0
votes

I'm trying to visualize how a decision tree applies to a test set, and I'm using Weka's J48 decision tree. Weka identifies each sample with a class by evaluating the decision tree and reaching a leaf. Of course, multiple leaves are tagged with the same class. Does anybody know how to get Weka to tell, for each sample, which leaf it used to tag that sample?

X < 47
|  Y > 10  : Class1 (...)
|  Y <= 10 : Class2 (...)
X >= 47
|  Y > 15  : Class1 (...)
|  Y <= 15
|  |  Z > 10  : Class2 (...)
|  |  Z <= 10 : Class1 (...)

I'd like something that would say "sample 15 was classified as Class1 because (X>=47, Y<=15, Z<=10)" or something like that.

Alternatively, I'd like something that says "27 samples were classified as Class1 because (X>=47, Y<=15, Z<=10)".

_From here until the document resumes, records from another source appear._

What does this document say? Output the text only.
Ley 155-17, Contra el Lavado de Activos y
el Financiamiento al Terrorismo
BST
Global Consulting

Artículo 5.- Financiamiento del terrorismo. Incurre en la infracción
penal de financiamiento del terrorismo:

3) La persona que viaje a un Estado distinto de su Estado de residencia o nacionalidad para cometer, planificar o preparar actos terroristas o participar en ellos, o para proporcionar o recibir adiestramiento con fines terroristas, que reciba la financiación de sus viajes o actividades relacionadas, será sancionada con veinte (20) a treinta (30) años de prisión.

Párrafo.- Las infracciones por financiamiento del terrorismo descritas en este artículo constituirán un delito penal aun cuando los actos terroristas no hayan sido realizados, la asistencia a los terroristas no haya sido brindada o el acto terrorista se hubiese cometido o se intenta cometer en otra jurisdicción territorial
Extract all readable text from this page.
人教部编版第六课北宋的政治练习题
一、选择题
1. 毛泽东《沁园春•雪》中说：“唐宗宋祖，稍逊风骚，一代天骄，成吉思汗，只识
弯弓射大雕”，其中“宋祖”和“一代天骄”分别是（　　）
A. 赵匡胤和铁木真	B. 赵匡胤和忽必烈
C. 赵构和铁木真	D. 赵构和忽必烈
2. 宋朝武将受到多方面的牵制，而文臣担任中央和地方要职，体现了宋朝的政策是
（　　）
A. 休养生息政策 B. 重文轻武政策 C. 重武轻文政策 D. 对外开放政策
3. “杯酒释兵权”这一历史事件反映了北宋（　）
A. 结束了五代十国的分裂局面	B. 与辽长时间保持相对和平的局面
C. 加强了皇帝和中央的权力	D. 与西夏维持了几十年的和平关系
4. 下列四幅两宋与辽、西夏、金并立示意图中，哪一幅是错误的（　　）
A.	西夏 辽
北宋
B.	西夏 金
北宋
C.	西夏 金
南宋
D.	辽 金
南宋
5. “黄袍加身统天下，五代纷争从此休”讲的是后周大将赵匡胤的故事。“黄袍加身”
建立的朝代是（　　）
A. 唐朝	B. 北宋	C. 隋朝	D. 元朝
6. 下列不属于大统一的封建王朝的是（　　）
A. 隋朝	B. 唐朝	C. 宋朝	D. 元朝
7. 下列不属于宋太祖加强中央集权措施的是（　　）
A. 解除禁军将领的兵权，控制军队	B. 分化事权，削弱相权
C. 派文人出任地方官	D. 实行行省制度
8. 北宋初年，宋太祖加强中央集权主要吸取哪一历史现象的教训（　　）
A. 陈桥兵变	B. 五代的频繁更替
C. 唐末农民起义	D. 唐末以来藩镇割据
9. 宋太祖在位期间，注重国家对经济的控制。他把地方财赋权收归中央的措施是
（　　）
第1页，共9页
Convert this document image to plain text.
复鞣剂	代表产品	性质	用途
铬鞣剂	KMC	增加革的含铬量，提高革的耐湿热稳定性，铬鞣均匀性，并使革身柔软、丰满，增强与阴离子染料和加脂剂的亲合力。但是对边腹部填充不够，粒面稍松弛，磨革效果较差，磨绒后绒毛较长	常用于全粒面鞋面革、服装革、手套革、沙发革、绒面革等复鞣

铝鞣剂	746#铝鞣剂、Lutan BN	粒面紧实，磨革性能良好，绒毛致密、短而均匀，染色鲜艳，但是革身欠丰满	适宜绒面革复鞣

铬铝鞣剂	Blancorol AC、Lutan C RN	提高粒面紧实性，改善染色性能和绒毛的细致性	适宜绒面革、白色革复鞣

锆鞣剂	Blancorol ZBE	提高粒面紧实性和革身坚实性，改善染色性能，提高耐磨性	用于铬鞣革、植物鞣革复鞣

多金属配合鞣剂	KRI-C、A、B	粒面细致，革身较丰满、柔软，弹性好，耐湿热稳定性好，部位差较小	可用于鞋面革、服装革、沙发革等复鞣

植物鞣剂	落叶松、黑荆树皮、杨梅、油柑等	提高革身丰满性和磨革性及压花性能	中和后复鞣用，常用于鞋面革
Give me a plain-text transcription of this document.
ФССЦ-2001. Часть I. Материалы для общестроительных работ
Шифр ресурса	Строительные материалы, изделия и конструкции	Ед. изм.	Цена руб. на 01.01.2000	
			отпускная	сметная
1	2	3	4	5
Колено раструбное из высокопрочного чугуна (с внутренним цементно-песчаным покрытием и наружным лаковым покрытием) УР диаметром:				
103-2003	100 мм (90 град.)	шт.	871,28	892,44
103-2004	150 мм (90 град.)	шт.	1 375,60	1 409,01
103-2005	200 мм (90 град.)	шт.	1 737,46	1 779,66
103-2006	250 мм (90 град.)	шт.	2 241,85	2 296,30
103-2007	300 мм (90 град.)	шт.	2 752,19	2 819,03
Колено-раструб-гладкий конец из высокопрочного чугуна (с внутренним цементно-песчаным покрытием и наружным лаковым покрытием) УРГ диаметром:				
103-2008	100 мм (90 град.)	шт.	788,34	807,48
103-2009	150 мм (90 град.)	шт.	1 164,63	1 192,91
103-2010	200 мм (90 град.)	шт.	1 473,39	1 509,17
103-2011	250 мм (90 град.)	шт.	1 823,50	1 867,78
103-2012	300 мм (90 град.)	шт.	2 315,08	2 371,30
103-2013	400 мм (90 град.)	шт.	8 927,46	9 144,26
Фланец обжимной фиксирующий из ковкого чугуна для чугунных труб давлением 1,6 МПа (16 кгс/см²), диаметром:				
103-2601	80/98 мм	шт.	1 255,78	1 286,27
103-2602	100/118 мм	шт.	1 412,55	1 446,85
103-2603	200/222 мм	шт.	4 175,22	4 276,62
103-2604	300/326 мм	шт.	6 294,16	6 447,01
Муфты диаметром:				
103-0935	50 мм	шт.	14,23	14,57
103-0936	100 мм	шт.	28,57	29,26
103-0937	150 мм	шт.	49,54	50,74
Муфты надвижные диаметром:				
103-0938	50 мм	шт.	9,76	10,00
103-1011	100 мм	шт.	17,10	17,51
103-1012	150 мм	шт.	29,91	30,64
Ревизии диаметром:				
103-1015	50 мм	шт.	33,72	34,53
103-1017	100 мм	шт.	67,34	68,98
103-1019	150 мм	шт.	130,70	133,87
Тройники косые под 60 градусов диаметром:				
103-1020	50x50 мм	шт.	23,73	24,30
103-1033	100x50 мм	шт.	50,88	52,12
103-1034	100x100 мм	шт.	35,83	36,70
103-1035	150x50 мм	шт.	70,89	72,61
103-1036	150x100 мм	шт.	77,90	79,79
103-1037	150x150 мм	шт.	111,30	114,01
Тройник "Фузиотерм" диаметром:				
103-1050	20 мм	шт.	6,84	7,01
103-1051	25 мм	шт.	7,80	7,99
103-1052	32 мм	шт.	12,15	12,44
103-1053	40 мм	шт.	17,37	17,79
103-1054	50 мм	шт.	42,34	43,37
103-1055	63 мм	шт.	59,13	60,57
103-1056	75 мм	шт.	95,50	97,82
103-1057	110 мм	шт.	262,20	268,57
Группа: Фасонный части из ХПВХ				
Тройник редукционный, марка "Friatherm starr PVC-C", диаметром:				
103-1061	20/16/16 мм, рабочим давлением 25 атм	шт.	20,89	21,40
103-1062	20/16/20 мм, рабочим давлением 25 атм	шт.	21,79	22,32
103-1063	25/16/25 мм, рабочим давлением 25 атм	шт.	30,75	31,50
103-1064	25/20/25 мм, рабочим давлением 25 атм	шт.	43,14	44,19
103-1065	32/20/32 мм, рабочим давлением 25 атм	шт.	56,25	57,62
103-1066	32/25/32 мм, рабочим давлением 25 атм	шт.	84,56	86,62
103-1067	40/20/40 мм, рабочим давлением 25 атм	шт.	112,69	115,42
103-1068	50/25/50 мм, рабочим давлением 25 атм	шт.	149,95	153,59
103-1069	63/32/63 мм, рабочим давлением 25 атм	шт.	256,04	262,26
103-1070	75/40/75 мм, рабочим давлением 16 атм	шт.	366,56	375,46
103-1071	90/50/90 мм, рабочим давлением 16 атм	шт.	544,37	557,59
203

Alter-alternatively, does anybody know of instances where someone has visualized this info, or of other software that does spit this info out? Thanks.

1

1 Answers

0
votes

I'd still like a real answer if anyone knows one, but my answer is that Weka does not contain this ability. My solution is to make a thing that does what I need. It's available here:

GitHub:DecisionTreeDNA

I'm not done with it yet. It's going to build a cool graph with the numbers, but it already spits out those numbers I wanted. Oh - the numbers it spits out are of the "27 samples were classified as Class1 because (X>=47, Y<=15, Z<=10)" variety, but it's easy to modify to spit out "sample 15 was classified as Class1 because (X>=47, Y<=15, Z<=10)".